Equatorial Guinea government resigns after vice-president says goals missed
Equatorial Guinea's cabinet quit after the vice-president said it had met barely 10% of its targets, but he did not say which targets were missed.

Equatorial Guinea’s government resigned after Vice President Teodoro Nguema Obiang Mangue said it had failed to meet its objectives, setting off a fresh test of whether the shake-up is real accountability or simply a reset inside one of Africa’s most opaque political systems. Manuel Osa Nsue Nsua, the prime minister appointed by President Teodoro Obiang Nguema Mbasogo in 2024, presented the resignation of all members of the government.
Nguema Mangue said the cabinet had achieved only about 10% of its goals, but he did not identify which targets were supposed to be met. That omission matters in a system where public benchmarks are rarely explained, making it difficult to know whether ministries were judged on economic output, service delivery, budget discipline or loyalty to the presidency.

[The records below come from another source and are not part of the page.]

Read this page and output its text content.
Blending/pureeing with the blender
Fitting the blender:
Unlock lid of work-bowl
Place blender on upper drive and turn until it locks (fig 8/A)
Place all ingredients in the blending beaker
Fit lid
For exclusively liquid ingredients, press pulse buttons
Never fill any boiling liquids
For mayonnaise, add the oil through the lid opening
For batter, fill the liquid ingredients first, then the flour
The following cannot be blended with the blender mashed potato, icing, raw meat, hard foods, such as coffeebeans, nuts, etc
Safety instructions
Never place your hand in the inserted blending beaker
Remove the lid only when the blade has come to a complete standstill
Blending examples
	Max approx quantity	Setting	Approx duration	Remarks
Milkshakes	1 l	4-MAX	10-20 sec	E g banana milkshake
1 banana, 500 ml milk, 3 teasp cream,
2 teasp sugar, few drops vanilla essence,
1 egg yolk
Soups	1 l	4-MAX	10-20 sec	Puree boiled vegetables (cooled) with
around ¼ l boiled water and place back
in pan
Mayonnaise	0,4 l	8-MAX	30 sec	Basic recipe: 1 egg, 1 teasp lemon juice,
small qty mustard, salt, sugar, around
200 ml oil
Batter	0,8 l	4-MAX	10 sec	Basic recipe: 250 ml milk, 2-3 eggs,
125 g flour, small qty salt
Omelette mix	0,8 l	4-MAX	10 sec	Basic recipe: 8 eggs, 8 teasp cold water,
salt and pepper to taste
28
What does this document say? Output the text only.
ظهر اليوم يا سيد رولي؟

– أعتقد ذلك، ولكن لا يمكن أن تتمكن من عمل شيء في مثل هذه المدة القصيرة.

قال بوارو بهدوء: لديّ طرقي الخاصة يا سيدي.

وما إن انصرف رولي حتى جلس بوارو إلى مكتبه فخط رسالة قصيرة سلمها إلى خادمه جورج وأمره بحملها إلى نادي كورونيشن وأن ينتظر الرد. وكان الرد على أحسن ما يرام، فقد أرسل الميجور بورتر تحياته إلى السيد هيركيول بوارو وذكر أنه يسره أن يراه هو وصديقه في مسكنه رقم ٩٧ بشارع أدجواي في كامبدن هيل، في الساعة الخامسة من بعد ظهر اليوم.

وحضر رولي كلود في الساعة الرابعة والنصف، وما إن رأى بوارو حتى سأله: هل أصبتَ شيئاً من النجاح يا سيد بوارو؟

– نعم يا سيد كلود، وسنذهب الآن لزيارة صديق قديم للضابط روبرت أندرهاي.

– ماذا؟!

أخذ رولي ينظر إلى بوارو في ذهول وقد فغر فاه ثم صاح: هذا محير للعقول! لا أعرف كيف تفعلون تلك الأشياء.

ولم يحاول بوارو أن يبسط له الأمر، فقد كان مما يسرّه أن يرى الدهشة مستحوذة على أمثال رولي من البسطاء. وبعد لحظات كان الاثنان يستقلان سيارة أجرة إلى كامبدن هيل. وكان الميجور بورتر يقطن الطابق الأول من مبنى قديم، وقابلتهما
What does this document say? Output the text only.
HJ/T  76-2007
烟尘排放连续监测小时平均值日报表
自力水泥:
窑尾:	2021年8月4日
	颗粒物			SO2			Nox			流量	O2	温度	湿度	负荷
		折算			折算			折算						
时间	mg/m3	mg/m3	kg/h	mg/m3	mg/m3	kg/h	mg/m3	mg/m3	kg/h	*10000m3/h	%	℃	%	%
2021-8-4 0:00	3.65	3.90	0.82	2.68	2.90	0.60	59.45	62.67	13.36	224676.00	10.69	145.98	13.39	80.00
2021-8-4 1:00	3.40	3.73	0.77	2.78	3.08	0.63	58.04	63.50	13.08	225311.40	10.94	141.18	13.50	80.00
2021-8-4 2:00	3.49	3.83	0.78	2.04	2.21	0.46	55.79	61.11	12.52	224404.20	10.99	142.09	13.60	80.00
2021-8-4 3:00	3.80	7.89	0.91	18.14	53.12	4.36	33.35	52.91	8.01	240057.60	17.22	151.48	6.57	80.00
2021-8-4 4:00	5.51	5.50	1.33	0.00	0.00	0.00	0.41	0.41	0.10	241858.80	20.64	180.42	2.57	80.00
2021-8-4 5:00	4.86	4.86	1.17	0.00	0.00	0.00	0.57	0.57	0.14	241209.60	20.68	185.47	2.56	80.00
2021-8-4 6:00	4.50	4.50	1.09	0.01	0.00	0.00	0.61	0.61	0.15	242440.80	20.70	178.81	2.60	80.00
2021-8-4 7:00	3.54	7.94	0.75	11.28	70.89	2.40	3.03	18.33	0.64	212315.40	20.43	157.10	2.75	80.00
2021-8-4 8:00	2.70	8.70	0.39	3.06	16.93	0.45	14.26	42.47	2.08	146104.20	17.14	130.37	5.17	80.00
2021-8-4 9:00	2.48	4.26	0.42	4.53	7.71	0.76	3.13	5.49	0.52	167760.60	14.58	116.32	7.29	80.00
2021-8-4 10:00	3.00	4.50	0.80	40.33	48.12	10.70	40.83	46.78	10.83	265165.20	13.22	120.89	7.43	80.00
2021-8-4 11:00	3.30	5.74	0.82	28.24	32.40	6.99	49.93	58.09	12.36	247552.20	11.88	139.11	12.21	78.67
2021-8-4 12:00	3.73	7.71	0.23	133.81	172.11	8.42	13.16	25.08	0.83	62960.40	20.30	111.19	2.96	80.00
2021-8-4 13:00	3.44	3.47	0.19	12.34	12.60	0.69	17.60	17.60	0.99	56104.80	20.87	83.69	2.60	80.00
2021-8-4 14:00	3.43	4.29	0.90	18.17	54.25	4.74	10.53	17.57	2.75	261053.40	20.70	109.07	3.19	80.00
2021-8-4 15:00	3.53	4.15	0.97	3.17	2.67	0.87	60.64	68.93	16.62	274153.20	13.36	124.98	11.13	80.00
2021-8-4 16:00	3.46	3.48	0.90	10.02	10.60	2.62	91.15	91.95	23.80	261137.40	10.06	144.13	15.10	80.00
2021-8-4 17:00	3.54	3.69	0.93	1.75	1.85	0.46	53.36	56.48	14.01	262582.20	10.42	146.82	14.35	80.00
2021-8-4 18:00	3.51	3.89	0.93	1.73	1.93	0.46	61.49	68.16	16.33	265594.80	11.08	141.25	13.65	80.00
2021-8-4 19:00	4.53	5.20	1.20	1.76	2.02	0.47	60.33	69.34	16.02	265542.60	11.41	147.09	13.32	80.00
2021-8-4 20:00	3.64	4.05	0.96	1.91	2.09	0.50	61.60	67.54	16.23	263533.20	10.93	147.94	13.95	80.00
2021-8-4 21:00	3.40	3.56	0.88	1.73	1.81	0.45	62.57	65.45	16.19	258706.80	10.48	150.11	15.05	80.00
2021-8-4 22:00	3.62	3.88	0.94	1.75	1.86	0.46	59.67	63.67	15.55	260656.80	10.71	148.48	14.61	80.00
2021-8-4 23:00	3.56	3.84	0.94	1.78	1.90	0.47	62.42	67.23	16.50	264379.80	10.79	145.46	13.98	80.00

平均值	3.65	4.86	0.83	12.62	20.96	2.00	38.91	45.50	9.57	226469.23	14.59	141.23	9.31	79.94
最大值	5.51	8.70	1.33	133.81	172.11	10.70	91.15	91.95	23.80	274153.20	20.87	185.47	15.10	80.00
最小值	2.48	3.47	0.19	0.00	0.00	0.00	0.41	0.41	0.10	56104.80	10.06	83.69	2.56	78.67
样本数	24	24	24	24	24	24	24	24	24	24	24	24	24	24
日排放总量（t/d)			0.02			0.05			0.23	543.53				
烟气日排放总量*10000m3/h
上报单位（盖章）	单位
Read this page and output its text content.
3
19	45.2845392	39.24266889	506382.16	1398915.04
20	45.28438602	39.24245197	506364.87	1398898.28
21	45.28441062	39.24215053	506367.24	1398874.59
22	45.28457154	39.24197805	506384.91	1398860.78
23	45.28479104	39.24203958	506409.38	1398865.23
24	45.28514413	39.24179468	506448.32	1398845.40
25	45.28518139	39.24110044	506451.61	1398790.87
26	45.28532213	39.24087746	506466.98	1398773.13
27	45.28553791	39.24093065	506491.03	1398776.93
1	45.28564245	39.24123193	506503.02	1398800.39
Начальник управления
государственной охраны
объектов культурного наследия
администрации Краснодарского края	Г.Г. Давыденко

The ruling Democratic Party of Equatorial Guinea said the government had worked on public administration, infrastructure, public services and economic development. It described the resignation as part of a periodic institutional reorganization meant to adapt state structures to new priorities. That framing suggests continuity as much as change: ministers may be replaced, but the center of power remains with the presidency.
The resignation comes as pressure grows around Teodoro Obiang Nguema Mbasogo, who has ruled Equatorial Guinea since 1979 and is the world’s longest-serving president. The BTI 2026 country report said Obiang won his last election in 2022 with more than 99% of the vote, while the country faced mounting pressure to rescue the economy and manage succession to his son, Teodoro Nguema Obiang Mangue, widely known as Teodorín.
Equatorial Guinea’s economy depends heavily on oil, leaving the government exposed to volatility and long-running questions about diversification, spending and the management of state assets. Bloomberg reported that the cabinet resignation was followed by a review of more than 50 state companies and agencies, part of a broader crackdown on waste.
For Malabo, the central question is whether this is the start of meaningful correction or another controlled purge that rearranges titles without changing how power is exercised. The answer will depend less on the resignation itself than on whether the government publishes the missing targets, explains who failed them, and shows that the next round of appointments brings real oversight.